O número PI

Distraído, você deixa o líquido com o qual está enchendo o copo transbordar e as gostas molham o balcão. A água da piscina acaricia seus pés, o sol arranha seus ombros, o vento faz cócegas nas suas costas. Você ouve música, o balanço do ônibus te deixa enjoado como há muito não fazia. Seus familiares estão barulhando, você aumenta o volume da TV. Por opção, por falta de opção, sem perceber - só.

Eis que um braço se apoia no balcão, uma voz te pergunta se você se incomoda com a fumaça do cigarro e você responde que "Não, imagina, posso tragar também?". Um punhado de água te respinga de repente, o tirando do transe e o dono do mergulho se aproxima para se desculpar. Alguém se senta ao seu lado, afirmando que o restante do ônibus está lotado. O irmão do primo de quarto grau da sua mãe surpreendentemente gosta da mesma série que você.

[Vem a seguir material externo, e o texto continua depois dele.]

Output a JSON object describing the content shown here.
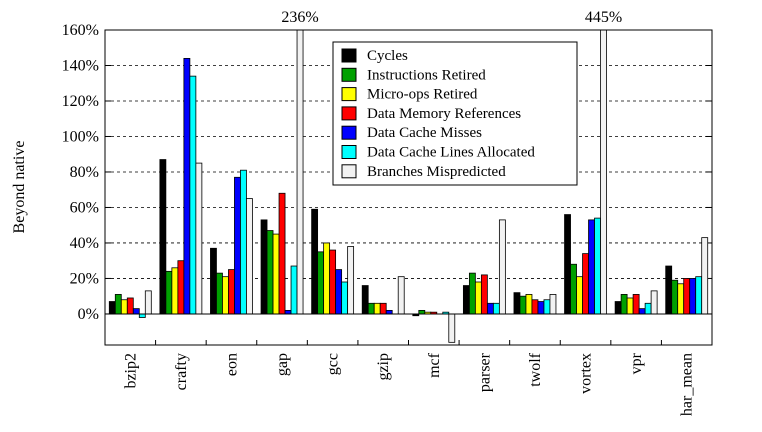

Duas horas depois vocês já fumaram um maço de cigarro, discutiram faixa por faixa daquele álbum, daquela banda, que ninguém conhece mas, pasmem, vocês sim; o ar dele é tão sereno, suas mãos tão calorosos. Vinte minutos depois vocês estão comentando Almodóvar sobre toalhas quase secas ou quase molhadas, com os braços se tocando de leve e com os olhos fixos no mesmo ponto; não há falhas mais bonitas que as linhas da bochecha dele quando o riso o pega de surpresa e ele não tem tempo de formular um sorriso. Em dez minutos, "Ah! Eu amo esse livro"; e o pescoço, e os lábios, e os braços e as mãos. Em dois episódios, as tantas outras coisas mútuas são reveladas, conversam sobre cores, o planalto central e a China; e você dá voltas onde os pelos dele se enrolam, e você se hipnotiza nos olhos que hipnotizam.

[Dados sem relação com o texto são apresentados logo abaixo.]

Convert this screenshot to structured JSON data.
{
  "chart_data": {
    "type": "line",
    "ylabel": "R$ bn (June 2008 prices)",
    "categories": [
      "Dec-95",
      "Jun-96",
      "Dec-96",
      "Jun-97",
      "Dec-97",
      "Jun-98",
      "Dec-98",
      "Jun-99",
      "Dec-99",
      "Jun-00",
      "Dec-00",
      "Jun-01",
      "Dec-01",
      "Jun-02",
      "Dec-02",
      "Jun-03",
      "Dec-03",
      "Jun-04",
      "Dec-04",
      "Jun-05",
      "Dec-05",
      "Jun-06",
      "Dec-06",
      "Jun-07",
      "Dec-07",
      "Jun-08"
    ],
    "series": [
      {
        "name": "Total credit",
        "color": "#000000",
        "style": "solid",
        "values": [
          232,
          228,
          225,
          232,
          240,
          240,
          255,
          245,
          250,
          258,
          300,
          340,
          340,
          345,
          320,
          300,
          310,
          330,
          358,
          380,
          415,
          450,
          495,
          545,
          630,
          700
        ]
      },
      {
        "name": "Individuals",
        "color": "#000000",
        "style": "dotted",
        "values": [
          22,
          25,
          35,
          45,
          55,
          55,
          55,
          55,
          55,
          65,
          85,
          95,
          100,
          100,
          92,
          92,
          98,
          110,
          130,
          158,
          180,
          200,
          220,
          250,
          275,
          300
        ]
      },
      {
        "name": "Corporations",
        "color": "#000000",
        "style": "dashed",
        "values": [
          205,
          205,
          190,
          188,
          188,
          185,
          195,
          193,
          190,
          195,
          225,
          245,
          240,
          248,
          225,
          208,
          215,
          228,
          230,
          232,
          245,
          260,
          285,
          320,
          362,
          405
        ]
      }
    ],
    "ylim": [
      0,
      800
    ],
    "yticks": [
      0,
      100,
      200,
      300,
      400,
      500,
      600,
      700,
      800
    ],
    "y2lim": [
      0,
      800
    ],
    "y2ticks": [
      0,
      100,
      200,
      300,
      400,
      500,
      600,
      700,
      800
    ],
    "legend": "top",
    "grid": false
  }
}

Então vem a voz da sua professora na cabeça lhe dizendo que quando a divisão se torna incompatível, você acrescenta o zero, passa a vírgula e continua. Às vezes da exato, às vezes não. Ele te chama pra ir onde os amigos estão, mas você quer evitar a multidão hoje. Ele, energético como é, quer entrar na água de novo, você só quer se secar e ir embora, talvez voltar em outro final de semana. Ele quer seu telefone e você ainda tem que pegar outro ônibus para chegar no trabalho. Ele quer te tirar de casa, te levar na praia, mas ainda é sábado. E você é só você. E o futuro é infinito, e o efêmero cabe na palma da sua mão.